Supplementary Material



The authors thank Dr. Bruce Torbett at the Scripps Research Institute for use of the lentiviral vector, all members of the Sussman laboratory, and Alexandra Dial for their helpful discussions and technical support, and Dr. Lisa Kath for her help with statistical analysis. K.M.F. thanks the ARCS foundation for their support.

Funding Sources: K.M.F. and N.A.G. are supported by the Rees-Stealy Foundation. N.A.G. is supported by the American Heart Association Predoctoral Training Grant. M.A.S. is supported by NIH grants 5R01HL067245, 1R01HL091102, 1P01HL085577, and 1P01AG023071 (to P.A.).

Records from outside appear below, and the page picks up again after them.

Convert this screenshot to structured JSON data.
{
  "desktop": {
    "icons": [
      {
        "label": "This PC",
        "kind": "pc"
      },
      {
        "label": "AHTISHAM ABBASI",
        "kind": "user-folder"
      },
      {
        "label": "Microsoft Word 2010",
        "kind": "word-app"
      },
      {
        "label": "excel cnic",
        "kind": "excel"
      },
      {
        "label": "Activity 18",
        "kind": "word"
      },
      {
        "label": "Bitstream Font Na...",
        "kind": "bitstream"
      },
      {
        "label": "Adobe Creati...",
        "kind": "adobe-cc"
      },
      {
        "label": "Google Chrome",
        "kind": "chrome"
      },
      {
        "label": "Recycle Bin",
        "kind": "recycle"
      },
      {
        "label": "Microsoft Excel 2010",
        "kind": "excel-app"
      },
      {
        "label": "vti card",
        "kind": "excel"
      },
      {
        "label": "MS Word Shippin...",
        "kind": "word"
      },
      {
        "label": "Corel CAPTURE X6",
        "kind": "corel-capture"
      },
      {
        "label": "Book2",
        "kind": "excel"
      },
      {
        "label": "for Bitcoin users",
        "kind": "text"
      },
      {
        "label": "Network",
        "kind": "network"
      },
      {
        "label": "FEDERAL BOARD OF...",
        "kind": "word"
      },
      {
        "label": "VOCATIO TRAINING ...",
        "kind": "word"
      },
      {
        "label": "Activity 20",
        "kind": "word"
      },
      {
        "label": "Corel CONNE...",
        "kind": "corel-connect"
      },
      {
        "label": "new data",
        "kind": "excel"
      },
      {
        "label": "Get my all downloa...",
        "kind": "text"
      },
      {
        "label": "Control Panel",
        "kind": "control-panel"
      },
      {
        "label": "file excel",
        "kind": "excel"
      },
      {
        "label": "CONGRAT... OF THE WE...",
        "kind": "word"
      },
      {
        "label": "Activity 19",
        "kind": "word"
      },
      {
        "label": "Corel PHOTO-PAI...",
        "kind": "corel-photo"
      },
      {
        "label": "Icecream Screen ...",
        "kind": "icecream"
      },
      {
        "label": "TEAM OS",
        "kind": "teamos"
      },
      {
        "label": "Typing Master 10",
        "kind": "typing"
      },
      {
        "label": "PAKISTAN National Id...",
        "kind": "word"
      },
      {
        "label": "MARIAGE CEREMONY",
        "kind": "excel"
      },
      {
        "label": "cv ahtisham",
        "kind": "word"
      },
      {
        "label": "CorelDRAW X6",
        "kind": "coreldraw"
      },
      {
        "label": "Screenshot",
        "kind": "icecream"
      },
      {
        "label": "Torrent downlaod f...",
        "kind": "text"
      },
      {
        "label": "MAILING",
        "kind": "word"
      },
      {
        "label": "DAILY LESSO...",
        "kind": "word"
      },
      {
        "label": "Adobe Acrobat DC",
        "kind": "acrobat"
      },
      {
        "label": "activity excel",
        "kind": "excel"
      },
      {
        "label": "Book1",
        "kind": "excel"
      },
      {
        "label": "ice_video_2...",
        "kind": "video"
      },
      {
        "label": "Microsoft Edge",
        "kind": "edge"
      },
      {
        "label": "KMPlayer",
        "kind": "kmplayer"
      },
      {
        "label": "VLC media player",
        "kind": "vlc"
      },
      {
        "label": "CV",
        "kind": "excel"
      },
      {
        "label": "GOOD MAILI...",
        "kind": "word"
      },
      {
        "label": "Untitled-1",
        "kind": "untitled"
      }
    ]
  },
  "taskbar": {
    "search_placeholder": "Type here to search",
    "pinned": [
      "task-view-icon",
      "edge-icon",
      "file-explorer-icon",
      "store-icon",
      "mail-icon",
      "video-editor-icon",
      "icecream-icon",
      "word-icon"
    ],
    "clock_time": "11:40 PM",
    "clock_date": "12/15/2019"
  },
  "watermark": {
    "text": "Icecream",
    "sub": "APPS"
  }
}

Clinical Perspective: A revolution in the treatment of heart disease has begun, initiated by stem cell-mediated myocardial regeneration. Despite initial enthusiasm, multiple experimental and clinical studies indicate present day stem cell-based myogenesis and regeneration approaches fall short of the efficacy desired for reconstitution of myocardium following cardiomyopathic injury. Three significant problems to surmount are 1) poor initial survival of the donated cell population, 2) the number of cells required to mediate reparative processes, and 3) limited engraftment and persistence over time. Therefore, engineering stem cells to enhance their regenerative capacity by increasing their survival, proliferation, and persistence could provide for drastic improvements in both cardiac structure and function. Toward that goal, we compared cardiac progenitor cells engineered to overexpress Pim-1, a pro-survival and pro-proliferation kinase, relative to unmodified cardiac progenitor cells in order to assess potential long term benefits in an experimental infarction model. Results show long term structural and functional benefits are only gained through the use of cardiac progenitor cells expressing Pim-1. Increased de novo formation of both myocardium and vascular structures are observed using the Pim-1 engineered cells relative to control cells. Furthermore, the Pim-1 engineered cells persist for more than eight months in the recipient heart. Thus, our data demonstrate Pim-1 mediated cellular reprogramming demonstrably enhances myocardial repair and regeneration while using fewer cells than typically required for such interventions, offering a novel strategy for cellular cardiomyoplasty that is superior to current treatment modalities.